Recently, I made some new contacts that offer me a course for high school kids. The kids are all planning to go abroad, and the course should prepare them for their time in a foreign university. As I have quite some experience with classes like this, the school asks me not only to teach, but also to develop a curriculum and syllabus. The parents are paying quite some money for this course as well, but as it is a private school, the kids are bound to be much more driven and motivated. I have started working on this curriculum as soon as I heard about the lessons. The first thing that I have to take into account that the lessons should be as fun and interactive as possible. It should also have a very solid outline and captivating lesson plans. A big mistake that foreign teachers make when they try to prepare Chinese kids for the much freer education systems abroad, is that they fixate only on the freedom. Doing this, the lessons tend to get chaotic and without any obvious goals.

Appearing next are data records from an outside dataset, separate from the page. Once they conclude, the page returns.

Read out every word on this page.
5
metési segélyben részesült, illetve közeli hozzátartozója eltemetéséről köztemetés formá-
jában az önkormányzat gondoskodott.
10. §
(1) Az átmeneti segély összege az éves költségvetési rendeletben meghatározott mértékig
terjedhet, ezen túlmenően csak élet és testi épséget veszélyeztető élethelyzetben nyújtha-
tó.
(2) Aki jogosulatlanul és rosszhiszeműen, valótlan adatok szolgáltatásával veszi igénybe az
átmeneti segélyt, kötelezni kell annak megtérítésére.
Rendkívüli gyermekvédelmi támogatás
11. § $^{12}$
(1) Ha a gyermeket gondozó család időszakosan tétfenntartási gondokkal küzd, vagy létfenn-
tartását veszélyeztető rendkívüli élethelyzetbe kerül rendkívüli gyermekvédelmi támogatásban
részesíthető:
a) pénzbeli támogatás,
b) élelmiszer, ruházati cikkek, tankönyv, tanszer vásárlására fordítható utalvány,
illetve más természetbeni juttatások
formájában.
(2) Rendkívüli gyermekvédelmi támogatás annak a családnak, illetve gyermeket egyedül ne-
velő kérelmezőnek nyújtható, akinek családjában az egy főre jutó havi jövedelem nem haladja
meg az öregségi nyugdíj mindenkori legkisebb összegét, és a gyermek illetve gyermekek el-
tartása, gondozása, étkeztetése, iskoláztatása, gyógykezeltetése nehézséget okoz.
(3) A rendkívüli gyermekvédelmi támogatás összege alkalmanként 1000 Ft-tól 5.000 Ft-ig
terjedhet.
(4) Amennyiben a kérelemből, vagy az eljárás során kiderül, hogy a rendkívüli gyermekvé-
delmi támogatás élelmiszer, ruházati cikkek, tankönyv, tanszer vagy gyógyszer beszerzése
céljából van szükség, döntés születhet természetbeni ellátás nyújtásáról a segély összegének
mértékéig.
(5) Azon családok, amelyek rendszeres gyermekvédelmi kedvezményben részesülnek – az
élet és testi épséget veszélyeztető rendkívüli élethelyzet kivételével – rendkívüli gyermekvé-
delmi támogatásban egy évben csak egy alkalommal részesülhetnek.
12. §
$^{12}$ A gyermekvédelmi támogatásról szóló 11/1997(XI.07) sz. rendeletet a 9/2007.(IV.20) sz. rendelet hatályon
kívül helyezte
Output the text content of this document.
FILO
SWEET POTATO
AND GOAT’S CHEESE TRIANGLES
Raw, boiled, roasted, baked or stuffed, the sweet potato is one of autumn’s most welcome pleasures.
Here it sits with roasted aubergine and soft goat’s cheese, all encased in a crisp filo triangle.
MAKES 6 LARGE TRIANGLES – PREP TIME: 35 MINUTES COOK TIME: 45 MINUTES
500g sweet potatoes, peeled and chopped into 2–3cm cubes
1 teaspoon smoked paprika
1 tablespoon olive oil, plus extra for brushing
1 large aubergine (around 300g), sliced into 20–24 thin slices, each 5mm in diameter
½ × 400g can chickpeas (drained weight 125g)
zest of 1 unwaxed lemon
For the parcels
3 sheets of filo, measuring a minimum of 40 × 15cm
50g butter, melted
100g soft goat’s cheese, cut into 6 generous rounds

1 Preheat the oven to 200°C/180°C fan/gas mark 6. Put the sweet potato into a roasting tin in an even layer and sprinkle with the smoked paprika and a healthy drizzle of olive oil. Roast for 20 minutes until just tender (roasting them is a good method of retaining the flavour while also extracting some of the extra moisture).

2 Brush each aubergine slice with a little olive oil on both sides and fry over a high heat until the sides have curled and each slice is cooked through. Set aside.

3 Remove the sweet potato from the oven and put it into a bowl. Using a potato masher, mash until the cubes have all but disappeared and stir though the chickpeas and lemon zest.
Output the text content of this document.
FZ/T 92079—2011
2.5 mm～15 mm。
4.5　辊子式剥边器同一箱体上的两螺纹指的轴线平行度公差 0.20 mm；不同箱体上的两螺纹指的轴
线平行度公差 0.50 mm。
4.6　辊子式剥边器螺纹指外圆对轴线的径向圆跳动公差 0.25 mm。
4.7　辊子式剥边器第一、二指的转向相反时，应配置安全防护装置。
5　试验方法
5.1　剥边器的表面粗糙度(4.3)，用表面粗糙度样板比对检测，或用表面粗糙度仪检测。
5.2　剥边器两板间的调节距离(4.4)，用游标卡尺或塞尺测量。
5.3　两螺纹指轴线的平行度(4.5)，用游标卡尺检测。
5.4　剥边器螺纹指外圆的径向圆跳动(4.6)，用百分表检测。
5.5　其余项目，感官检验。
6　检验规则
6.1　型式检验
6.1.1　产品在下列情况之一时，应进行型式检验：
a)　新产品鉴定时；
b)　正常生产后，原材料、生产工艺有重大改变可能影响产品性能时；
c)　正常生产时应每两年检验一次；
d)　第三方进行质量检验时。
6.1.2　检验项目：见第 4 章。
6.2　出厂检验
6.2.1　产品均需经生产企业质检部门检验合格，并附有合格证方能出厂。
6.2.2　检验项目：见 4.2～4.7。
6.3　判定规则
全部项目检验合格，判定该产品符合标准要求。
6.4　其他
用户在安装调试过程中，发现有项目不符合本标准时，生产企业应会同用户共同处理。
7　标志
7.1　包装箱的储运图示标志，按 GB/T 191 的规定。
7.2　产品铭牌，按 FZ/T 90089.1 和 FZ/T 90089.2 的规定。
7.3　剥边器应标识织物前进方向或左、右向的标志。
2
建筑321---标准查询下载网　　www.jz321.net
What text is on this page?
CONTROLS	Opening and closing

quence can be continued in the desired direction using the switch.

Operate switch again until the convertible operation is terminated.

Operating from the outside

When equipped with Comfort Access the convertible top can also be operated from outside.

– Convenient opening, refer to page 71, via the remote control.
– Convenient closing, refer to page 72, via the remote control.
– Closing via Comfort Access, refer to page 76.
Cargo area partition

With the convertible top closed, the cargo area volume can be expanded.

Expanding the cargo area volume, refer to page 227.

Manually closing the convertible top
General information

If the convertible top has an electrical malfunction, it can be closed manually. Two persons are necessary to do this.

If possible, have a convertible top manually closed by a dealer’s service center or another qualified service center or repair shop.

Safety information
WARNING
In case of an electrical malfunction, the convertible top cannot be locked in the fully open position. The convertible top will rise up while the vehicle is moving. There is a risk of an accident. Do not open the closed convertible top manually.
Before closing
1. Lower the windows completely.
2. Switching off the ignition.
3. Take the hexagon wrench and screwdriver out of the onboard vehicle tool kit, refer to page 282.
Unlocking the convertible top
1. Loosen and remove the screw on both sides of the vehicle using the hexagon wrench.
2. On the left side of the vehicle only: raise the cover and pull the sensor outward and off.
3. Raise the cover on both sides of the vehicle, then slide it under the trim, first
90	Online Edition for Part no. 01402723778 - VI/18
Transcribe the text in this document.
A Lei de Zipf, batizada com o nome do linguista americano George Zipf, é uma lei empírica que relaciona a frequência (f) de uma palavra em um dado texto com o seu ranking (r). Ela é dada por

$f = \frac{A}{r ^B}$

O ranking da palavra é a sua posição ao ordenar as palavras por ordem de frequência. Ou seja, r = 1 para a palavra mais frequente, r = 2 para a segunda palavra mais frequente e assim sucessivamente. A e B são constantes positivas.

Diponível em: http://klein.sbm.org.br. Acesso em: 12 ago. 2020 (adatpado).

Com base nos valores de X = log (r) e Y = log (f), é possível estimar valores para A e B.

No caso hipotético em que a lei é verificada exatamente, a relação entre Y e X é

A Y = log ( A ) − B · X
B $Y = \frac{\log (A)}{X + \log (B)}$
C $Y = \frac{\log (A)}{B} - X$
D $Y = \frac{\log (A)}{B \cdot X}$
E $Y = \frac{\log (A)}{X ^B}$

In my curriculum I have quite a few important goals. Instead of only introducing the kids to the freedom of the system, like it is in their imagination, I try to project them as responsible international students that are studying mainly to enrich their minds and to get a more all-encompassing world view. With studying anything, it is crucial to understand that there should always be a combination of old fashioned rote learning and the use of creativity. In our lessons, we will look at some case studies about cultural misunderstanding about "the West" and "the East". The students will be asked to read, write, research, discuss and present about those case studies. As the whole thing is in English, the language learning involved in this course will be based on how much trouble the students have with grasping the material. I will be working together with two professional assistants, who will help me recognize those problems. My goals are to make the students more responsible, inquisitive, critical, assertive, open minded, worldly, objective, independent and aware. I can put a lot of my creativity and working experience into this project, and it is very stimulating. And eventually, it might turn out to be lucrative as well...
As you might have concluded, I'm very happy with my job as an English teacher in China. People sometimes react like: "Oh, yeah of course, a teacher..." or "Oh I'm so happy I don't have to teach." They tend to downplay the job like something everybody can do. They insinuate that it is just an unimportant and irresponsible way of making some easy money as a foreigner. But while there are probably plenty of people who don't take the job seriously, I certainly don't see it that way. I am definitely not tired of my teaching job and will keep on doing it for a few more semesters for sure.